12th Governor of Arizona

Civil Rights

Governor Goddard believed that no one had the right “to deprive anyone of the right to vote, to live where he wants, or anything else, just because he has a different skin color or goes to a different church.”1 He asserted that every person should be treated equally under the law and that one man is not inherently better than another insofar as his rights, privileges and dignity are concerned.2 He was a strong supporter of President Johnson’s Civil Rights agenda and advocated legal protection of the rights of all Arizonans, regardless of race, creed or nationality. To this end, Goddard actively supported the civil rights bill that was proposed to the legislature in March of 1965, and signed the bill into law on April 1, 1965.

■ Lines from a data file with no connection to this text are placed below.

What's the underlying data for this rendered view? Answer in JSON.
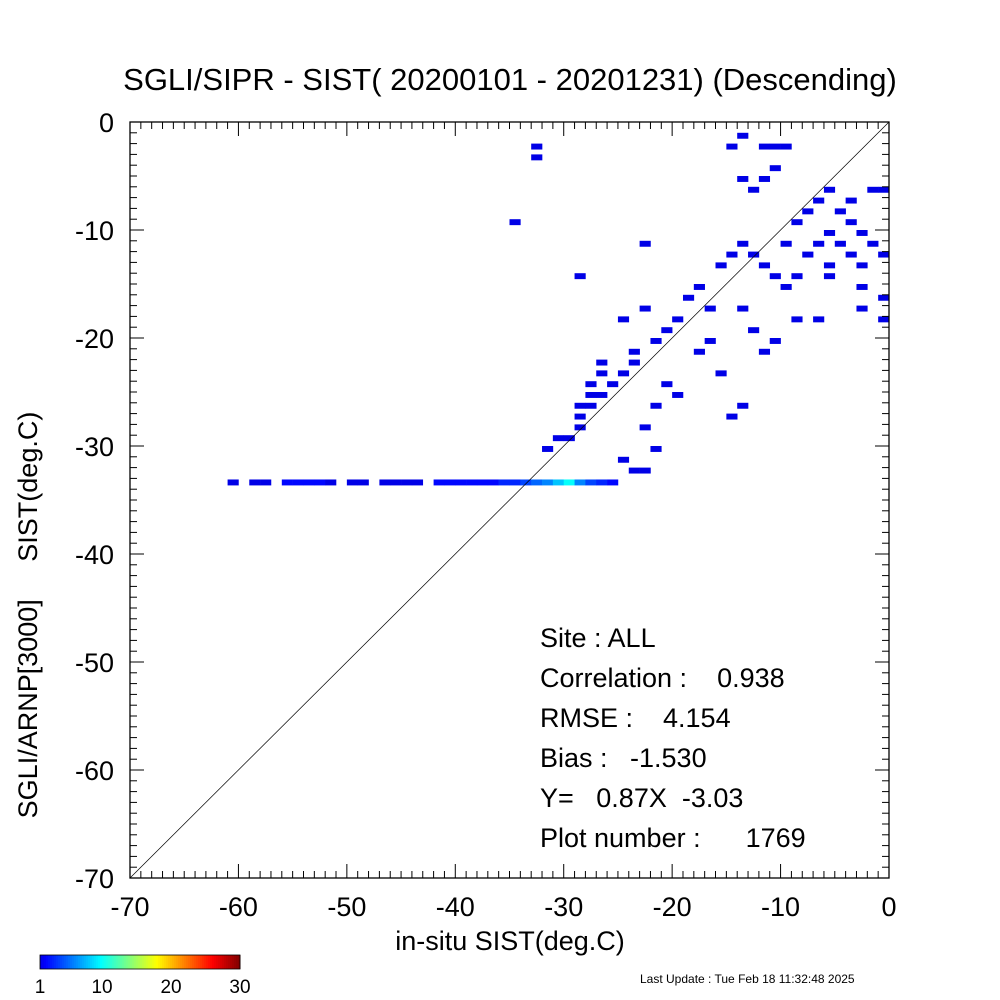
{
  "chart_data": {
    "type": "heatmap",
    "title": "SGLI/SIPR - SIST( 20200101 - 20201231) (Descending)",
    "xlabel": "in-situ SIST(deg.C)",
    "ylabel": "SGLI/ARNP[3000]     SIST(deg.C)",
    "xlim": [
      -70,
      0
    ],
    "ylim": [
      -70,
      0
    ],
    "x_ticks": [
      "-70",
      "-60",
      "-50",
      "-40",
      "-30",
      "-20",
      "-10",
      "0"
    ],
    "y_ticks": [
      "-70",
      "-60",
      "-50",
      "-40",
      "-30",
      "-20",
      "-10",
      "0"
    ],
    "one_to_one_line": true,
    "bin_size": 1,
    "stats": [
      "Site : ALL",
      "Correlation :    0.938",
      "RMSE :    4.154",
      "Bias :   -1.530",
      "Y=   0.87X  -3.03",
      "Plot number :      1769"
    ],
    "colorbar": {
      "range": [
        1,
        30
      ],
      "tick_labels": [
        "1",
        "10",
        "20",
        "30"
      ],
      "colormap": "jet"
    },
    "points": [
      [
        -60.5,
        -33.6,
        1
      ],
      [
        -58.5,
        -33.6,
        1
      ],
      [
        -57.5,
        -33.6,
        1
      ],
      [
        -55.5,
        -33.6,
        2
      ],
      [
        -54.5,
        -33.6,
        2
      ],
      [
        -53.5,
        -33.6,
        2
      ],
      [
        -52.5,
        -33.6,
        2
      ],
      [
        -51.5,
        -33.6,
        1
      ],
      [
        -49.5,
        -33.6,
        1
      ],
      [
        -48.5,
        -33.6,
        1
      ],
      [
        -46.5,
        -33.6,
        1
      ],
      [
        -45.5,
        -33.6,
        1
      ],
      [
        -44.5,
        -33.6,
        1
      ],
      [
        -43.5,
        -33.6,
        1
      ],
      [
        -41.5,
        -33.6,
        2
      ],
      [
        -40.5,
        -33.6,
        2
      ],
      [
        -39.5,
        -33.6,
        2
      ],
      [
        -38.5,
        -33.6,
        2
      ],
      [
        -37.5,
        -33.6,
        2
      ],
      [
        -36.5,
        -33.6,
        2
      ],
      [
        -35.5,
        -33.6,
        3
      ],
      [
        -34.5,
        -33.6,
        3
      ],
      [
        -33.5,
        -33.6,
        4
      ],
      [
        -32.5,
        -33.6,
        5
      ],
      [
        -31.5,
        -33.6,
        6
      ],
      [
        -30.5,
        -33.6,
        8
      ],
      [
        -29.5,
        -33.6,
        10
      ],
      [
        -28.5,
        -33.6,
        6
      ],
      [
        -27.5,
        -33.6,
        4
      ],
      [
        -26.5,
        -33.6,
        3
      ],
      [
        -25.5,
        -33.6,
        2
      ],
      [
        -32.5,
        -2.5,
        1
      ],
      [
        -32.5,
        -3.5,
        1
      ],
      [
        -34.5,
        -9.5,
        1
      ],
      [
        -22.5,
        -11.5,
        1
      ],
      [
        -28.5,
        -14.5,
        1
      ],
      [
        -22.5,
        -17.5,
        1
      ],
      [
        -24.5,
        -18.5,
        1
      ],
      [
        -23.5,
        -21.5,
        1
      ],
      [
        -26.5,
        -22.5,
        1
      ],
      [
        -26.5,
        -23.5,
        1
      ],
      [
        -27.5,
        -24.5,
        1
      ],
      [
        -27.5,
        -25.5,
        1
      ],
      [
        -28.5,
        -26.5,
        1
      ],
      [
        -28.5,
        -28.5,
        1
      ],
      [
        -29.5,
        -29.5,
        1
      ],
      [
        -31.5,
        -30.5,
        1
      ],
      [
        -20.5,
        -24.5,
        1
      ],
      [
        -19.5,
        -25.5,
        1
      ],
      [
        -21.5,
        -26.5,
        1
      ],
      [
        -22.5,
        -28.5,
        1
      ],
      [
        -21.5,
        -30.5,
        1
      ],
      [
        -24.5,
        -31.5,
        1
      ],
      [
        -23.5,
        -32.5,
        1
      ],
      [
        -22.5,
        -32.5,
        1
      ],
      [
        -14.5,
        -27.5,
        1
      ],
      [
        -13.5,
        -26.5,
        1
      ],
      [
        -15.5,
        -23.5,
        1
      ],
      [
        -17.5,
        -21.5,
        1
      ],
      [
        -11.5,
        -21.5,
        1
      ],
      [
        -10.5,
        -20.5,
        1
      ],
      [
        -16.5,
        -20.5,
        1
      ],
      [
        -12.5,
        -19.5,
        1
      ],
      [
        -16.5,
        -17.5,
        1
      ],
      [
        -8.5,
        -18.5,
        1
      ],
      [
        -6.5,
        -18.5,
        1
      ],
      [
        -0.5,
        -18.5,
        1
      ],
      [
        -2.5,
        -17.5,
        1
      ],
      [
        -13.5,
        -17.5,
        1
      ],
      [
        -5.5,
        -14.5,
        1
      ],
      [
        -2.5,
        -15.5,
        1
      ],
      [
        -0.5,
        -16.5,
        1
      ],
      [
        -0.5,
        -12.5,
        1
      ],
      [
        -1.5,
        -11.5,
        1
      ],
      [
        -2.5,
        -10.5,
        1
      ],
      [
        -3.5,
        -9.5,
        1
      ],
      [
        -4.5,
        -8.5,
        1
      ],
      [
        -1.5,
        -6.5,
        1
      ],
      [
        -0.5,
        -6.5,
        1
      ],
      [
        -3.5,
        -7.5,
        1
      ],
      [
        -5.5,
        -6.5,
        1
      ],
      [
        -6.5,
        -7.5,
        1
      ],
      [
        -7.5,
        -8.5,
        1
      ],
      [
        -8.5,
        -9.5,
        1
      ],
      [
        -10.5,
        -4.5,
        1
      ],
      [
        -11.5,
        -5.5,
        1
      ],
      [
        -12.5,
        -6.5,
        1
      ],
      [
        -13.5,
        -5.5,
        1
      ],
      [
        -14.5,
        -2.5,
        1
      ],
      [
        -11.5,
        -2.5,
        1
      ],
      [
        -10.5,
        -2.5,
        1
      ],
      [
        -9.5,
        -2.5,
        1
      ],
      [
        -13.5,
        -1.5,
        1
      ],
      [
        -12.5,
        -12.5,
        1
      ],
      [
        -11.5,
        -13.5,
        1
      ],
      [
        -10.5,
        -14.5,
        1
      ],
      [
        -9.5,
        -15.5,
        1
      ],
      [
        -8.5,
        -14.5,
        1
      ],
      [
        -7.5,
        -12.5,
        1
      ],
      [
        -6.5,
        -11.5,
        1
      ],
      [
        -5.5,
        -10.5,
        1
      ],
      [
        -15.5,
        -13.5,
        1
      ],
      [
        -14.5,
        -12.5,
        1
      ],
      [
        -13.5,
        -11.5,
        1
      ],
      [
        -17.5,
        -15.5,
        1
      ],
      [
        -18.5,
        -16.5,
        1
      ],
      [
        -19.5,
        -18.5,
        1
      ],
      [
        -20.5,
        -19.5,
        1
      ],
      [
        -21.5,
        -20.5,
        1
      ],
      [
        -23.5,
        -22.5,
        1
      ],
      [
        -24.5,
        -23.5,
        1
      ],
      [
        -25.5,
        -24.5,
        1
      ],
      [
        -26.5,
        -25.5,
        1
      ],
      [
        -27.5,
        -26.5,
        1
      ],
      [
        -28.5,
        -27.5,
        1
      ],
      [
        -30.5,
        -29.5,
        1
      ],
      [
        -3.5,
        -12.5,
        1
      ],
      [
        -2.5,
        -13.5,
        1
      ],
      [
        -5.5,
        -13.5,
        1
      ],
      [
        -4.5,
        -11.5,
        1
      ],
      [
        -9.5,
        -11.5,
        1
      ]
    ]
  },
  "footer": {
    "last_update": "Last Update : Tue Feb 18 11:32:48 2025"
  }
}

The law prohibited discrimination in voting, employment, labor union membership, and places of public accommodation because of race, sex, religion, color, nationality, or ancestry. It established a seven-person civil rights commission with subpoena power and authority to make judgments in case of alleged discrimination. It also imposed fines for up to $300 ($1,667.00 in adjusted dollars3) for persons proven guilty of discrimination. In addition, and to ensure cooperation and adherence to the law within government agencies, Goddard appointed a committee consisting of the heads of the five major departments of the state government which investigated and reported to him on the employment practices within the various departments. These included John Evans of the State Employment Security Commission, Richard Herbert of the Corporation Commission, Arthur Schellenberg of the State Board of Regents, Superintendent G. O. Hathaway of the Arizona Highway Patrol, and State Highway Director Justin Herman.

As one of his most significant acts as governor, Goddard’s signing of the Civil Rights Bill was also a courageous act in that the bill was not popular amongst the people, despite the support it received from both houses of the state legislature. Several letters and correspondences to the governor urged him not to sign a bill which they felt was communist-inspired and meant to “destroy our country.”4 Despite attempts to convince him otherwise, Goddard maintained his support for the bill because he believed that Arizona’s culture had been enriched by the state’s Asians, Mexican-Americans, Native Americans, and African-Americans, and that Arizona’s economic growth was partly contributable to, and dependent on members of these groups.

1 Goddard to Sharon Ault, April 13, 1965. Office of the Governor: S.P. Goddard 1965-1966, Box 1, File "Correspondence A." RG 1 SG 19. Arizona State Library, Archives and Public Records.

2 Correspondence to Barbara Stein, November 9, 1966. Office of the Governor: S.P. Goddard 1965-1966, Box 31, File "Governor's Reading Files, November 1 - 15, 1966." RG 1 SG 19. Arizona State Library, Archives and Public Records.

3 Calculated by the Columbia School of Journalism,

4 M.C. Stephenson to Goddard, April 1, 1965. Office of the Governor: S.P. Goddard 1965-1966, Box 18, File "Stephenson -- Sutton." RG 1 SG 19. Arizona State Library, Archives, and Public Records.